Today the paper has named the manager, although I'm not going to because the paper, as then, has provided absolutely no evidence that he actually paid for sex. Even if he did, it seems that his wife couldn't care less, and has defended him.
A couple of wider points: the Sun's initial article resulted in a predictable wave of guessing at just who the manager was, most of them completely wide of the mark. Most fingered was probably Phil Brown, manager of Hull City, who had his Wikipedia page defaced as a result. Second, despite the Sun's claims about being silenced by the privacy aspects of the Human Rights Act there's still no ruling up on bailii.org referring to the case, and as it's far more interested in the lurid aspects of the story rather than the legal side, we don't learn anything about just how and why it was blocked from naming the manager until now. Lastly, and hilariously, the paper even tries to portray itself as cutting a dash for the women who had been working at the parlour, with a helpful quote provided by the charity Eaves:
"It is very damaging that a public figure could behave like this with seemingly relative impunity.

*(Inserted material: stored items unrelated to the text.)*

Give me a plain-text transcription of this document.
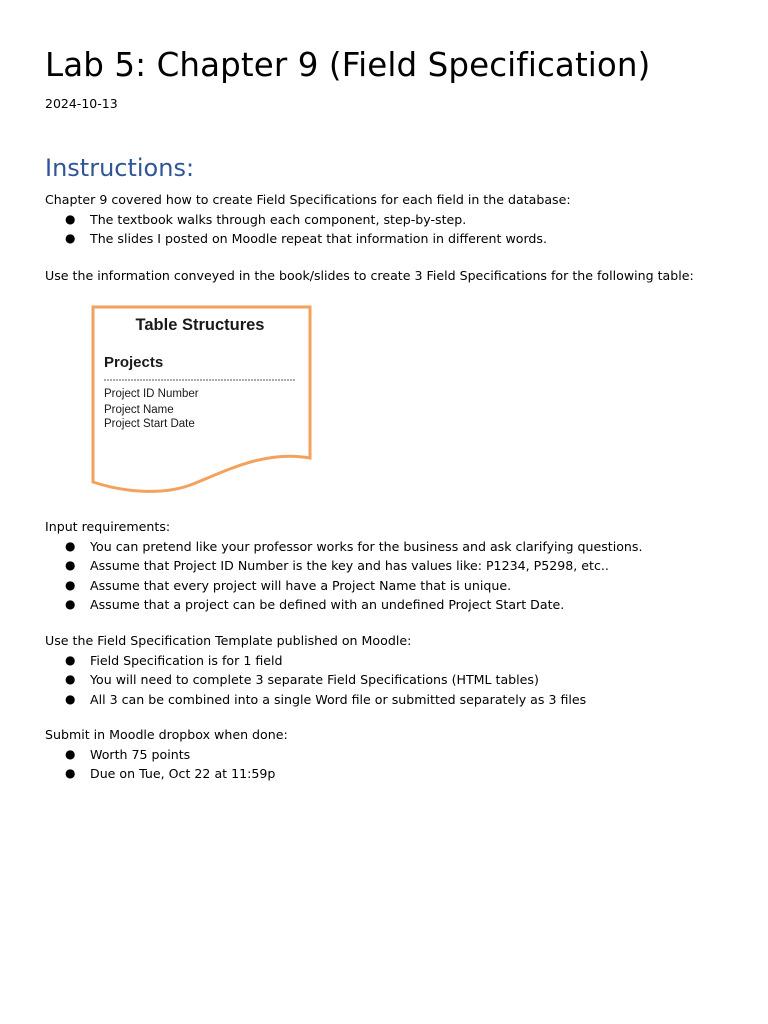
Lab 5: Chapter 9 (Field Specification)
2024-10-13
Instructions:

Chapter 9 covered how to create Field Specifications for each field in the database:

● The textbook walks through each component, step-by-step.
● The slides I posted on Moodle repeat that information in different words.

Use the information conveyed in the book/slides to create 3 Field Specifications for the following table:

Table Structures
Projects
Project ID Number
Project Name
Project Start Date

Input requirements:

● You can pretend like your professor works for the business and ask clarifying questions.
● Assume that Project ID Number is the key and has values like: P1234, P5298, etc..
● Assume that every project will have a Project Name that is unique.
● Assume that a project can be defined with an undefined Project Start Date.

Use the Field Specification Template published on Moodle:

● Field Specification is for 1 field
● You will need to complete 3 separate Field Specifications (HTML tables)
● All 3 can be combined into a single Word file or submitted separately as 3 files

Submit in Moodle dropbox when done:

● Worth 75 points
● Due on Tue, Oct 22 at 11:59p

"We would prefer this issue to be highlighted so that the vulnerability of the women involved is not merely hidden from view.
"The conditions these women work in are often dangerous and, frankly, awful. Many live in fear of their lives and earn little, if any money."
Well, they certainly won't be earning any money now: as a result of the Sun's story the landlord has ended the parlour's tenancy. Presuming that the women working there were vulnerable and in danger, they'll almost certainly be in a worse overall position now. Another massive victory for the Sun's crusade for truth and morality!